I too have fantasized about what the world would be like if I wasn’t in it. The moment when you’re driving fast around a bend, and the split second you think, what would happen if I just let go of the wheel and drove off the road into the depths below. The times when you’ve been walking down the street and thought, what if I stepped out in front of that bus, or the nights when you go to bed, and hope that you won’t wake up. I too have let my mind wander and play out the scenario of removing myself from the world – would my loved ones be happier? Would the world be a better place? Or what if I was never in this world in the first place? Would that be better?

But, dear survivor, as lonely and alone as you have felt, I’ve felt it too. And so have many others. And really, don’t you think that maybe every human, to some degree, can relate? I know the that the things that happened to you were dark and insidious, but here you are. You’re still here. That means something.

And now I see you fighting, I see you picking up the baton in the relay race with yourself for this next leg. I can see the bravery and courage that has taken everything in you to muster, to get to this point. You are already a survivor – but you want to thrive, and that makes me so happy. Because you will, and you deserve to, and the people who love you want you to. That’s the other thing – people do love you. I know that’s hard to believe right now, but it’s true. Some of them protect their own feelings by being angry with you, or brushing you off, or cutting you out, but the love is still there. Trust me.
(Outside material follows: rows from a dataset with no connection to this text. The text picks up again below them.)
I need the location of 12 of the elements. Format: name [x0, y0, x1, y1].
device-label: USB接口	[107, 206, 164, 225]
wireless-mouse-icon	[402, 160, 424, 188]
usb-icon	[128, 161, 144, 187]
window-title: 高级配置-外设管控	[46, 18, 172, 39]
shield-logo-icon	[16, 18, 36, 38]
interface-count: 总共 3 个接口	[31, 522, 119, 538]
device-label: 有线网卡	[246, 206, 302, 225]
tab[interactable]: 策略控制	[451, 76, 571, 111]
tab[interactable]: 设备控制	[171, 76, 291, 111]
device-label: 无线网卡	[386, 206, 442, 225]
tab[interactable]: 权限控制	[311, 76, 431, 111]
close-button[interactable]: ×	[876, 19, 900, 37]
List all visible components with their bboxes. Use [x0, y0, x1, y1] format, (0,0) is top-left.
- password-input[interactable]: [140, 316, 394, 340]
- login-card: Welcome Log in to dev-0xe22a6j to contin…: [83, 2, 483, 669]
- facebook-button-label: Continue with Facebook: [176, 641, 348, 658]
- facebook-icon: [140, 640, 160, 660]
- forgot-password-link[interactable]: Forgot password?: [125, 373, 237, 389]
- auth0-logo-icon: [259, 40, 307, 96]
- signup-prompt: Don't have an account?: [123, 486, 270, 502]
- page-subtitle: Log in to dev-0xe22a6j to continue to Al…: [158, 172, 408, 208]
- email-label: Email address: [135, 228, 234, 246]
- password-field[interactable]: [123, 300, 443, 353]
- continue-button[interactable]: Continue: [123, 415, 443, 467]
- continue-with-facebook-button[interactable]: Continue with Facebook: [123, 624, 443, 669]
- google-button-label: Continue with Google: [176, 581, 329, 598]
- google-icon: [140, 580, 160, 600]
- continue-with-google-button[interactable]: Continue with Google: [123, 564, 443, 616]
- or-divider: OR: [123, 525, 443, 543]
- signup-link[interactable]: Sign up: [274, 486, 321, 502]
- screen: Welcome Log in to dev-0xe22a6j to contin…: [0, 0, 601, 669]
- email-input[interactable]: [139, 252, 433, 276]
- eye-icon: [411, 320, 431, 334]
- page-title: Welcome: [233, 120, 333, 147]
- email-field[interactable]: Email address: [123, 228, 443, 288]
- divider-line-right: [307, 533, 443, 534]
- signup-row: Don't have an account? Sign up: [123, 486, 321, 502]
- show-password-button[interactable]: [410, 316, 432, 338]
Try to look out for the ones who express their love for you without condition though. That’s the energy you need right now. You know that no one can fix you except you, but I can tell you from experience, it sure does make a difference if you surround yourself with people who can love and support you transparently, without strings, without amplifying your shame, and without making you feel like you’re less than. Because you’re not.

Survivor, whatever it is that you have survived, as awful and painful and messed up as it is, it is a part of you, a part of your story. The challenge now, is to make sense of it all, and ultimately, gain strength from it. I know that sounds impossible, but you can do it, I believe in you. You’ve got this.

From one survivor to another, I’ve got you.

I’ve got you, and I’m not letting go.